L'assureur soutenait encore que cette irrecevabilité de l’action introduite par l’assuré avant l’expiration de ce délai ne pouvait être régularisée en cours de procès (l'assuré n'a transmis son état des pertes qu'au cours de la procédure d'appel). La Cour d'appel de Nancy a jugé que la demande d'indemnisation de l'assuré était recevable et a été approuvée en cela par la Cour de cassation.
Selon la Cour de cassation, les parties ne sont pas recevables à saisir le juge avant l’expiration d’un délai de 6 mois suivant la remise de l’état des pertes à l’assureur, sauf si l’expertise amiable a pris fin avant l’expiration de ce délai. Cependant, lorsque l’assureur a fait connaître son refus de garantie, l’assuré peut saisir le juge pour contester cette décision, sans être tenu de respecter la procédure prévue par l’article L.122-2 du Code des assurances.
Les dispositions d'ordre public de l'article L.122-2 du Code des assurances ont été instaurées dans l'objectif de prévenir des expertises amiables excessivement longues. Si elles paraissent donc favorables à l'assuré, elles constituent également une contrainte pour ce dernier au regard de l'irrecevabilité de toute demande d'indemnité avant l'expiration du délai de 6 mois, y compris lorsqu'il s'agit d'une demande de provision en référé (Cass. com. 22 oct. 1996, n° 93-18.929).

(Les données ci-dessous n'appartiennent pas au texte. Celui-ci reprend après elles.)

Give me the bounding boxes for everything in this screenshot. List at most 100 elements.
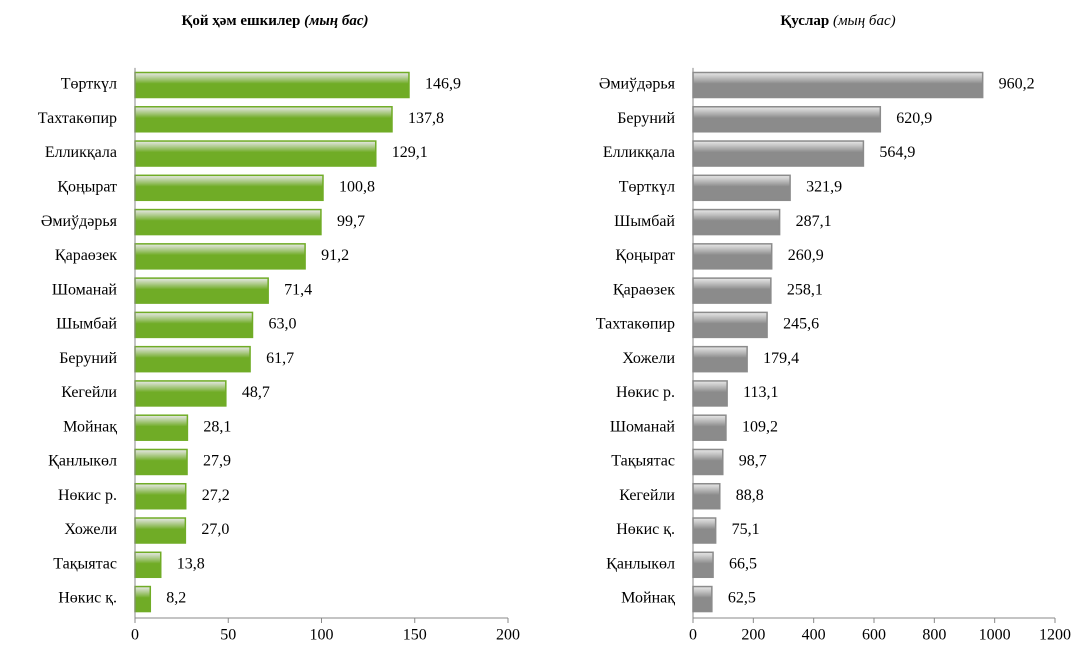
y-tick-label: Тахтакөпир [38,110,117,127]
data-label: 109,2 [742,418,778,435]
data-label: 321,9 [806,178,842,195]
subtitle: (мың бас) [304,13,368,29]
bar [692,448,724,476]
data-label: 13,8 [177,555,205,572]
y-tick-label: Елликқала [603,144,675,161]
data-label: 129,1 [392,144,428,161]
y-tick-label: Шымбай [614,213,675,230]
data-label: 27,2 [202,487,230,504]
y-tick-label: Қараөзек [55,247,117,264]
x-tick-label: 0 [131,627,139,644]
bar [134,517,187,544]
y-tick-label: Кегейли [61,384,117,401]
y-tick-label: Беруний [617,110,675,127]
y-tick-label: Беруний [59,350,117,367]
x-tick-label: 100 [310,627,334,644]
data-label: 8,2 [166,590,186,607]
data-label: 100,8 [339,178,375,195]
y-tick-label: Нөкис қ. [616,521,675,538]
bar [134,414,189,441]
bar [134,585,152,613]
bar [134,380,227,407]
y-tick-label: Нөкис р. [616,384,675,401]
y-tick-label: Төрткүл [619,178,675,195]
data-label: 564,9 [879,144,915,161]
bar [134,311,254,339]
subtitle: (мың бас) [833,13,896,29]
y-tick-label: Мойнақ [621,590,675,607]
data-label: 88,8 [736,487,764,504]
bar [692,482,721,510]
bar [692,311,768,339]
data-label: 62,5 [728,590,756,607]
bar [692,380,728,407]
data-label: 245,6 [783,316,819,333]
y-tick-label: Әмиўдәрья [599,76,676,93]
y-tick-label: Қанлыкөл [48,453,117,470]
y-tick-label: Қараөзек [613,281,675,298]
data-label: 63,0 [268,316,296,333]
x-tick-label: 1000 [979,627,1011,644]
bar [134,174,324,202]
data-label: 27,9 [203,453,231,470]
data-label: 75,1 [732,521,760,538]
data-label: 258,1 [787,281,823,298]
bar [692,71,984,99]
bar [134,277,269,304]
data-label: 287,1 [796,213,832,230]
y-tick-label: Кегейли [619,487,675,504]
data-label: 91,2 [321,247,349,264]
data-label: 113,1 [743,384,778,401]
bar [134,208,322,236]
y-tick-label: Елликқала [45,144,117,161]
y-tick-label: Төрткүл [61,76,117,93]
bar [692,585,713,613]
data-label: 260,9 [788,247,824,264]
x-tick-label: 400 [802,627,826,644]
data-label: 66,5 [729,555,757,572]
bar [692,345,748,373]
chart-title: Қой ҳәм ешкилер (мың бас) [181,13,368,29]
x-tick-label: 150 [403,627,427,644]
data-label: 99,7 [337,213,365,230]
title: Қой ҳәм ешкилер [181,13,300,29]
y-tick-label: Шоманай [52,281,118,298]
x-tick-label: 200 [496,627,520,644]
bar [692,106,882,133]
bar [692,551,714,579]
x-tick-label: 800 [922,627,946,644]
bar [692,277,772,304]
data-label: 71,4 [284,281,312,298]
y-tick-label: Тақыятас [611,453,675,470]
y-tick-label: Қанлыкөл [606,555,675,572]
bar [692,414,727,441]
y-tick-label: Нөкис қ. [58,590,117,607]
bar [134,551,162,579]
bar [134,140,377,167]
bar [692,174,791,202]
bar [692,517,717,544]
bar [134,106,393,133]
data-label: 137,8 [408,110,444,127]
bar [134,345,251,373]
data-label: 28,1 [203,418,231,435]
bar [692,243,773,270]
y-tick-label: Нөкис р. [58,487,117,504]
x-tick-label: 200 [741,627,765,644]
data-label: 620,9 [896,110,932,127]
x-tick-label: 0 [689,627,697,644]
data-label: 98,7 [739,453,767,470]
bar [692,208,781,236]
bar [692,140,865,167]
title: Қуслар [780,13,829,29]
data-label: 27,0 [201,521,229,538]
data-label: 179,4 [763,350,799,367]
y-tick-label: Мойнақ [63,418,117,435]
bar [134,448,188,476]
chart-title: Қуслар (мың бас) [780,13,895,29]
y-tick-label: Хожели [622,350,675,367]
data-label: 960,2 [999,76,1035,93]
data-label: 48,7 [242,384,270,401]
y-tick-label: Тахтакөпир [596,316,675,333]
y-tick-label: Шымбай [56,316,117,333]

Le présent arrêt, dont l'importance est marquée par sa publication au bulletin, autorise donc une telle action de l'assuré dès lors que l'assureur a refusé sa garantie.
Construction
Partage de responsabilité décennale entre un promoteur immobilier et un architecte
Cass. civ. 3e, 13 février 2025, n°23-21.136
Le promoteur immobilier constructeur non réalisateur, vendeur d'un immeuble à construire, engage de plein droit sa responsabilité civile décennale à l'égard de l'acquéreur, dès lors que des désordres apparaissent dans les dix années suivant la réception de l'ouvrage et répondent à la définition donnée par l'article 1792 du Code civil (Cass. Civ. 3e, 4 avril 2024, n° 22-12.132 et n°22-20.107).
Sa responsabilité de plein droit engagée, le promoteur exerce une action en garantie à l'encontre de l'architecte – maître d'œuvre du chantier. La Cour d'appel opère un partage de responsabilités entre le promoteur et l'architecte. Le promoteur forme un pourvoi, reprochant à la Cour d'appel d'avoir laissé à sa charge une part de de la dette de réparation.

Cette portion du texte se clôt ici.